Biotech company Bridge Biotherapeutics Inc said on Friday that it has presented the interim data from the idiopathic pulmonary fibrosis (IPF) Phase I clinical study of BBT-877 at the American Thoracic Society International Conference (ATS 2019) held in Dallas, Texas from 17-22 May 2019.

Idiopathic pulmonary fibrosis (IPF) is a progressive and irreversible, fatal lung disease characterized by difficulty breathing, cough, and impaired lung function.

During the ATS 2019's Pathophysiology in Diffuse Parenchymal Lung Diseases poster session , the company presented the interim pharmacokinetic and safety results from its randomized, double-blind, placebo-controlled, Phase I study of BBT-877 to treat idiopathic pulmonary fibrosis.

Under the company's single-ascending dose (SAD) portion of the study, the plasma concentrations of BBT-877 increased with dose in a dose-proportional manner. All doses demonstrated safety and tolerability, with only mild adverse events (AEs) and no serious AEs.
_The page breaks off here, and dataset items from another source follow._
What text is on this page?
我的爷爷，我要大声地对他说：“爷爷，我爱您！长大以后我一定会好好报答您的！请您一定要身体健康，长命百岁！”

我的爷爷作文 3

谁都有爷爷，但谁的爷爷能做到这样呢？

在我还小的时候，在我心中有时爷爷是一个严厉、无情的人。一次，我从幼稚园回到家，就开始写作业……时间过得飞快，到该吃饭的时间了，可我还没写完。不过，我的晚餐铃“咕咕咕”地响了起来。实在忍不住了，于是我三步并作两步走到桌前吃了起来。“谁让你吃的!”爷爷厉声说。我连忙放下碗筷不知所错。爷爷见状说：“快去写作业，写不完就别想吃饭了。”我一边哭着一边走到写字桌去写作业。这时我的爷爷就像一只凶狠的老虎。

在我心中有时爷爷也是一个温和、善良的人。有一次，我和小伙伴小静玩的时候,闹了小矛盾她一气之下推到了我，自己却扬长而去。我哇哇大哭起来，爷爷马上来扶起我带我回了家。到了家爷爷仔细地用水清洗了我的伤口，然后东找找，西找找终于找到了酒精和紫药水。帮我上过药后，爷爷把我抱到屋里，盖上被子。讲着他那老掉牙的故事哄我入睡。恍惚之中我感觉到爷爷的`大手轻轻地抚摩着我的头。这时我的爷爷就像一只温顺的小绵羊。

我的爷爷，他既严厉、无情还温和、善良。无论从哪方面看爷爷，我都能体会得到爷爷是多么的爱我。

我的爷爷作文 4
The Phase I study of BBT-877 (ClinicalTrials.gov Identifier: NCT03830125) is expected to be finalized by August 2019 and a multinational Phase II study is planned to be conducted in the US, Canada, Australia and multiple countries in Europe and Asia. The interim clinical data support the continued development of BBT-877 for IPF.

Autotaxin (ATX) is a protein of approximately 900 amino acids discovered in the early 1990s and is an important enzyme for generating the lipid-signaling molecule, lysophosphatidic acid (LPA). BBT-877 has shown potential as a best-in-class ATX inhibitor for treatment of IPF with favorable results in the first-in-human, clinical study.